De Decker designed a series of 4 sculptures (in bronze, walnut, aluminium and leather/lead), as well as a large stained glass window and 2 paintings.
The bronze sculpture at the entrance is a metaphor for the irrepressible power of thought, the imagination: Why is that human figure there standing on his head? And why isn’t he placed centrally on that tall beam?
Etymologically the word ‘man’ has the same roots as the Latin mens – spirit or mind. Inmates aren’t just physically but also mentally isolated. But the mind can’t be confined, and so it is the inmates who hold the ultimate key to this prison. Their thoughts are free.

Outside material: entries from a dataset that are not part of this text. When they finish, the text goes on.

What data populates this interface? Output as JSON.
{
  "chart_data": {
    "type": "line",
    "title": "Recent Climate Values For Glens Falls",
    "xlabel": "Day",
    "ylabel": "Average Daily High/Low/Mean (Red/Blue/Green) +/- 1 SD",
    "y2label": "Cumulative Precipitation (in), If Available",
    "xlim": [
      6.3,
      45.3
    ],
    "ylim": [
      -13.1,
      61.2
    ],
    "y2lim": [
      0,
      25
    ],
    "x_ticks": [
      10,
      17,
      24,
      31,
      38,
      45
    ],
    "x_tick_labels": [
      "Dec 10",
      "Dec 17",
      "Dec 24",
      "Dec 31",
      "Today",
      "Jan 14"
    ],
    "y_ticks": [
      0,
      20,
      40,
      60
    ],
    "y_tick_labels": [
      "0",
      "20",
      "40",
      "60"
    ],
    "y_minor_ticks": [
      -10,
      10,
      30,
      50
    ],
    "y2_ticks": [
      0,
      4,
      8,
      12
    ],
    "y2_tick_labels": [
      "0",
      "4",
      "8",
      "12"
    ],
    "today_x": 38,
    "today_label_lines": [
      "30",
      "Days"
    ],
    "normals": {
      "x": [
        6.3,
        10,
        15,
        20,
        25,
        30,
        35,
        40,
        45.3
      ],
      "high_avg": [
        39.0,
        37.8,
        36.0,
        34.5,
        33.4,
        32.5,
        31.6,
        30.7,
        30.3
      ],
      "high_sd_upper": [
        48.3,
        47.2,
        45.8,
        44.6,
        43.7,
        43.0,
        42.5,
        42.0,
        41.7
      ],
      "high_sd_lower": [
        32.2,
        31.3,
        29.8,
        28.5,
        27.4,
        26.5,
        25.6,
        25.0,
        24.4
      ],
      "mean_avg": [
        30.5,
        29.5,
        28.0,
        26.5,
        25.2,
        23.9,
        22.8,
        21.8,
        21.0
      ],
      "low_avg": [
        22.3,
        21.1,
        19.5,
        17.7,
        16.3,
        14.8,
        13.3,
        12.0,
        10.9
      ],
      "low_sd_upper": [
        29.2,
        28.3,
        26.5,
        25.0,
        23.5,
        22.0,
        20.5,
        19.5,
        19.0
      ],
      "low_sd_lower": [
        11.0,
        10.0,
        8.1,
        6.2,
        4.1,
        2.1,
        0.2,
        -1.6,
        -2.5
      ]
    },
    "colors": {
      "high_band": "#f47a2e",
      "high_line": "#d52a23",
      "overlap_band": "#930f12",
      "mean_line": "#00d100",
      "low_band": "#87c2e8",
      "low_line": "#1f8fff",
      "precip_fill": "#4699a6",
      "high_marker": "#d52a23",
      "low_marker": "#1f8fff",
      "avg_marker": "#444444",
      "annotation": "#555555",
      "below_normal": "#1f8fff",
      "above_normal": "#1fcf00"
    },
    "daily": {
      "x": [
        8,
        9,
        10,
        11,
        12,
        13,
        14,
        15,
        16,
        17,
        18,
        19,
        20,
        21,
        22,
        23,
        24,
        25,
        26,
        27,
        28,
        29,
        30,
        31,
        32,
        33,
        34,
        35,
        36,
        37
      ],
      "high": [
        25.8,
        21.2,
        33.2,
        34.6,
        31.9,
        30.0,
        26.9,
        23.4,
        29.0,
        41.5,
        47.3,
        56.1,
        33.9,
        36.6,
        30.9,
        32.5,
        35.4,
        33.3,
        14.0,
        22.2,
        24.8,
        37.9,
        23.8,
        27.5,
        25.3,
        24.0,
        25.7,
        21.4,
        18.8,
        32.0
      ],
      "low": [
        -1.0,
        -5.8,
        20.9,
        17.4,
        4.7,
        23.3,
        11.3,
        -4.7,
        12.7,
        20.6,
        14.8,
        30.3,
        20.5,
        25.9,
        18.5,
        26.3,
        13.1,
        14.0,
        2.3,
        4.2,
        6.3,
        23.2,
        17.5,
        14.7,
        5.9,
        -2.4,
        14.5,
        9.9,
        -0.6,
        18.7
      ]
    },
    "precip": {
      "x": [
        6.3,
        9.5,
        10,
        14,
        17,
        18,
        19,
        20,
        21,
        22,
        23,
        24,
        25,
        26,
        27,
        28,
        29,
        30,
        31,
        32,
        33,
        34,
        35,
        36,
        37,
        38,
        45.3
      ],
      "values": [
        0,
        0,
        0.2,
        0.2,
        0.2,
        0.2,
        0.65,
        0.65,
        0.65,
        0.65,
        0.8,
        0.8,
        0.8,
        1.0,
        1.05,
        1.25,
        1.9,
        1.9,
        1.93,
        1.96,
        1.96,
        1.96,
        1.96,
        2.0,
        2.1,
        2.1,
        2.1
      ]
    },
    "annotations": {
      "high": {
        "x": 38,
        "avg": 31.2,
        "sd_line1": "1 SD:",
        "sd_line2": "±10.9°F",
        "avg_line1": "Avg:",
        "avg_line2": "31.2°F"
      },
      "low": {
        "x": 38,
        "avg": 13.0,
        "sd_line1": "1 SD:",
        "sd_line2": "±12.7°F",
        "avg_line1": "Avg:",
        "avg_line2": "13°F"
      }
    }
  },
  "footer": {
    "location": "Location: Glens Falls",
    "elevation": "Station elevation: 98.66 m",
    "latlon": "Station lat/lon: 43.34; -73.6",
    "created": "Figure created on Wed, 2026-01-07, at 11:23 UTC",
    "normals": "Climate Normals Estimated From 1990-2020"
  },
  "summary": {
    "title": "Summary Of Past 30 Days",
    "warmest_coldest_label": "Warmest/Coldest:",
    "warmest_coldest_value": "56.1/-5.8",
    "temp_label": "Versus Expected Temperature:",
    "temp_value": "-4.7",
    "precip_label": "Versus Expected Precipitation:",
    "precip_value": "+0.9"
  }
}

With this image, De Decker gives physical form to the sound of this ultimate sanctuary, the inner voice – le bruit de la pensée.
The large stained glass window (260/472 cm) that De Decker designed for this commission complements the four sculptures. It isn’t man who is central here, it’s the landscape into which man has been introduced. It is not the vertical, but the horizontal.
Nor is there any facile, noncommittal realism here. Instead, De Decker brings in the outside world by employing a subdued colour palette and the graphic grid pattern of the bars.